O passado sábado, dia 22 de Dezembro, marcou o final da rajada de concertos de 2018. E que melhor forma de finalizar este ano de muita música, do que ao som de uma das melhores bandas portuguesas (ou quiçá a melhor)? Os Linda Martini fizeram quatro datas seguidas no Musicbox, a propósito da tour “Agora Escolha”, que percorreu Portugal inteiro, e que permitiu aos fãs compilarem as suas setlists preferidas. Respeitadas as preferências dos fãs, os Linda Martini deram concertos de tirar o fôlego. Dos quatro que aconteceram no Musicbox, nós assistimos ao terceiro, o de dia 22.

A noite era gélida mas os ânimos exaltantes e logo se acabou o frio, quando a banda subiu a palco – para alguns, pelo menos, já que a mais de metade do público não pareceu chegar qualquer tipo de emoção efervescente. O mundo estava a acontecer em palco, mas sem grandes respostas vindas do público. Parte-se já com a permissa que nem toda a gente sabe aproveitar ao máximo o melhor que a vida nos dá – neste caso, os grandiosos concertos dos Linda Martini. No entanto, é preciso ter sempre em conta: talvez seja na quietude que este público de dia 22 consiga sentir e expressar as emoções que colidem, explodem, se replicam e dão origem a mais e novas emoções. Nunca se sabe, já que cada qual sente como quer e pode.

A tour tinha de nome “Agora Escolha”, e os fãs escolheram: “Este Mar”, “Panteão”, “Europeu Comum”, “Boca de Sal”, “As Putas Dançam Slows”, “Amor Combate”, “Óssa Menor”, “Ratos”, “Mulher-A-Dias”, “Putos Bons”, “Juventude Sónica”, “Gravidade”, “Cem Metros Sereia”, “O Amor É Não Haver Polícia”, “Dá-me A Tua Melhor Faca” e um belíssimo encore com “Unicórnio de Sta. Engrácia” e “Quase Se Fez Uma Casa”.

As emoções, que cada sílaba que a belíssima voz de André Henriques reproduz, não passam ao lado de ninguém – talvez isso seja um dos motivos que fazem dele uma das melhores e mais apetecíveis vozes da música nacional. O sentimento transmitido é tal que a voz dele ecoa dentro de nós e, de seguida, sentimos igualmente ou arranjamos a nossa própria associação – o nosso próprio sentimento ecoado pela voz de André. “Quero tudo ao mesmo tempo” – berrava-se em cada canto, a par de alguns saltos de fãs que não se davam como derrotados pela quietude dos restantes. Merece realce que a música pertence a um dos melhores álbuns deste ano a nível nacional, Linda Martini. As letras são conhecidas, assim como todos os cantos da obra da banda. As roupas de quem sentiu, ao máximo, davam para arregaçar e delas pingavam suor – o suor de uma noite que serviu para a libertação de emoções, fossem elas quais fossem.

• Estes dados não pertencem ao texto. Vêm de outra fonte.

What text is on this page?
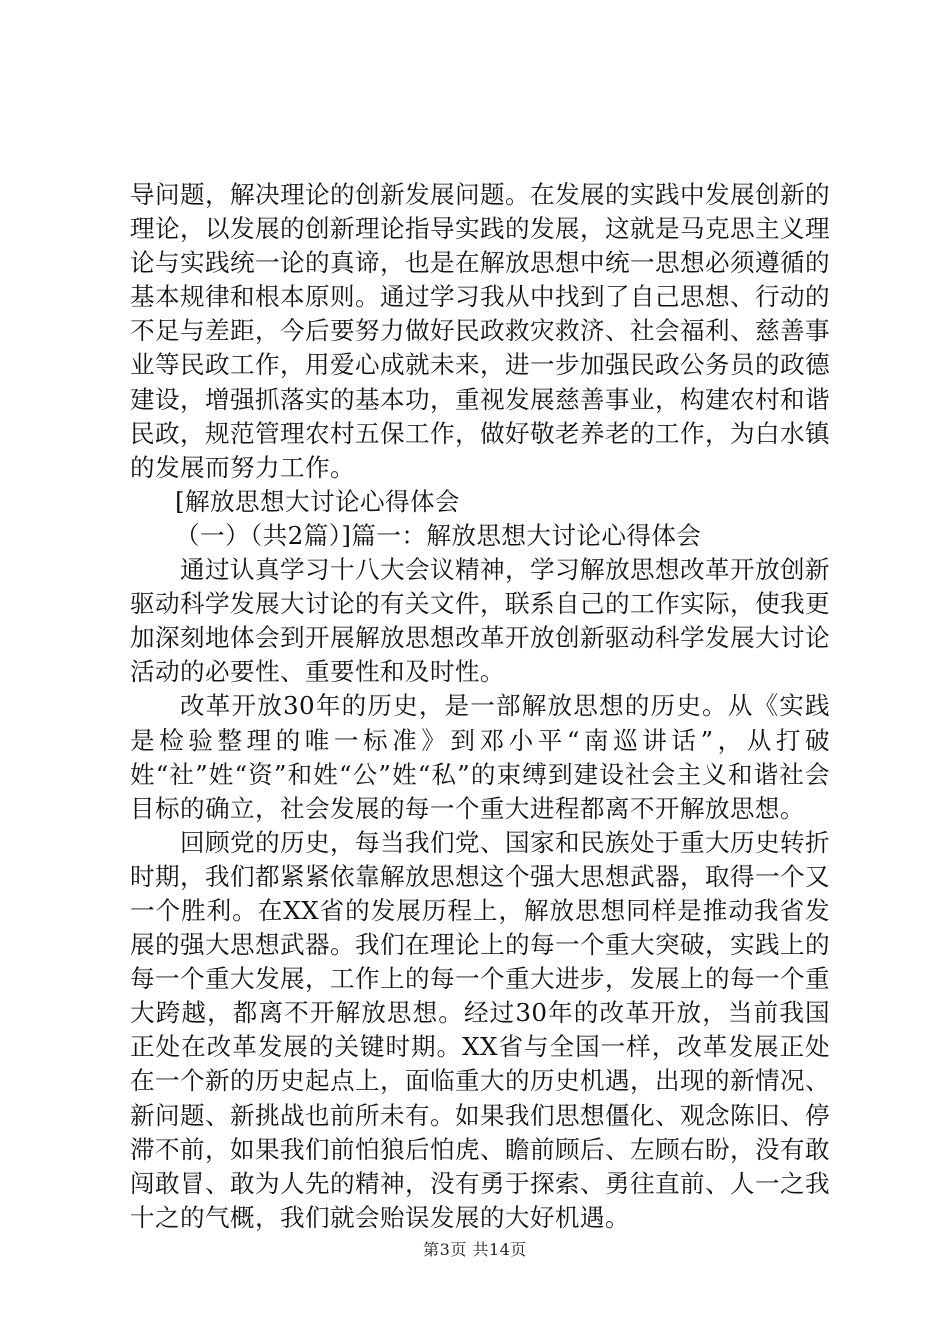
导问题，解决理论的创新发展问题。在发展的实践中发展创新的理论，以发展的创新理论指导实践的发展，这就是马克思主义理论与实践统一论的真谛，也是在解放思想中统一思想必须遵循的基本规律和根本原则。通过学习我从中找到了自己思想、行动的不足与差距，今后要努力做好民政救灾救济、社会福利、慈善事业等民政工作，用爱心成就未来，进一步加强民政公务员的政德建设，增强抓落实的基本功，重视发展慈善事业，构建农村和谐民政，规范管理农村五保工作，做好敬老养老的工作，为白水镇的发展而努力工作。

[解放思想大讨论心得体会

（一）（共2篇）]篇一：解放思想大讨论心得体会

通过认真学习十八大会议精神，学习解放思想改革开放创新驱动科学发展大讨论的有关文件，联系自己的工作实际，使我更加深刻地体会到开展解放思想改革开放创新驱动科学发展大讨论活动的必要性、重要性和及时性。

改革开放30年的历史，是一部解放思想的历史。从《实践是检验整理的唯一标准》到邓小平“南巡讲话”，从打破姓“社”姓“资”和姓“公”姓“私”的束缚到建设社会主义和谐社会目标的确立，社会发展的每一个重大进程都离不开解放思想。

回顾党的历史，每当我们党、国家和民族处于重大历史转折时期，我们都紧紧依靠解放思想这个强大思想武器，取得一个又一个胜利。在XX省的发展历程上，解放思想同样是推动我省发展的强大思想武器。我们在理论上的每一个重大突破，实践上的每一个重大发展，工作上的每一个重大进步，发展上的每一个重大跨越，都离不开解放思想。经过30年的改革开放，当前我国正处在改革发展的关键时期。XX省与全国一样，改革发展正处在一个新的历史起点上，面临重大的历史机遇，出现的新情况、新问题、新挑战也前所未有。如果我们思想僵化、观念陈旧、停滞不前，如果我们前怕狼后怕虎、瞻前顾后、左顾右盼，没有敢闯敢冒、敢为人先的精神，没有勇于探索、勇往直前、人一之我十之的气概，我们就会贻误发展的大好机遇。

第3页 共14页
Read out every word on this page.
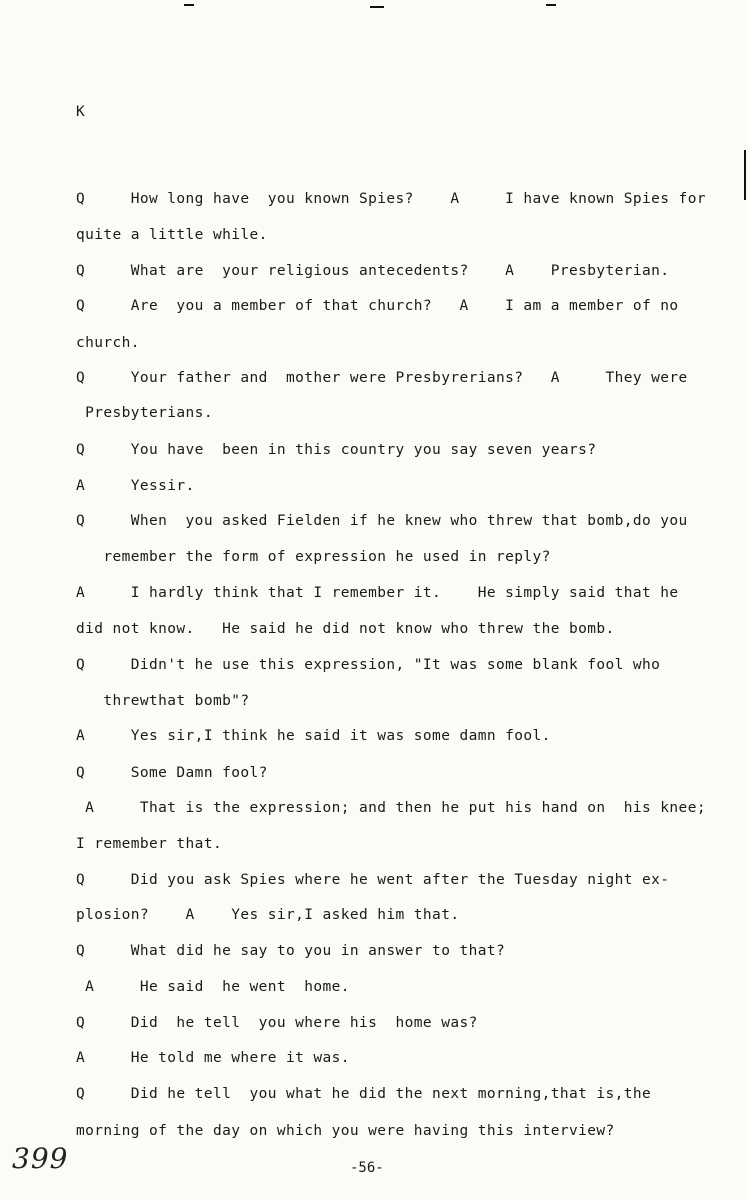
K
Q     How long have  you known Spies?    A     I have known Spies for
quite a little while.
Q     What are  your religious antecedents?    A    Presbyterian.
Q     Are  you a member of that church?   A    I am a member of no
church.
Q     Your father and  mother were Presbyrerians?   A     They were
Presbyterians.
Q     You have  been in this country you say seven years?
A     Yessir.
Q     When  you asked Fielden if he knew who threw that bomb,do you
remember the form of expression he used in reply?
A     I hardly think that I remember it.    He simply said that he
did not know.   He said he did not know who threw the bomb.
Q     Didn't he use this expression, "It was some blank fool who
threwthat bomb"?
A     Yes sir,I think he said it was some damn fool.
Q     Some Damn fool?
A     That is the expression; and then he put his hand on  his knee;
I remember that.
Q     Did you ask Spies where he went after the Tuesday night ex-
plosion?    A    Yes sir,I asked him that.
Q     What did he say to you in answer to that?
A     He said  he went  home.
Q     Did  he tell  you where his  home was?
A     He told me where it was.
Q     Did he tell  you what he did the next morning,that is,the
morning of the day on which you were having this interview?
399	-56-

Cláudia, Hélio, Pedro e André sabem traduzir em notas musicais o, conforto amigo, que todos precisamos de ter. E, para além de o traduzirem, sentem-no com os fãs, com o público que tanto os adora. Os Linda Martini merecem ser coroados com vários elogios, mas isso não é novidade para ninguém: sempre mereceram, sempre merecerão. A tendência é que a equação perfeita, formada por estes quatro, se multiplique e fique melhor, e melhor, e melhor. Mais do que incrível, foi assim no dia 22, o dia em que ninguém queria que os Linda Martini abandonassem o palco. Nada seria mais perfeito do que colocar, em loop infinito, um concerto deles. Nunca cansaria. E quando cansasse, buscava-se energia às notas que entranham e nunca mais desgrudam. Muitos parabéns, putos bons.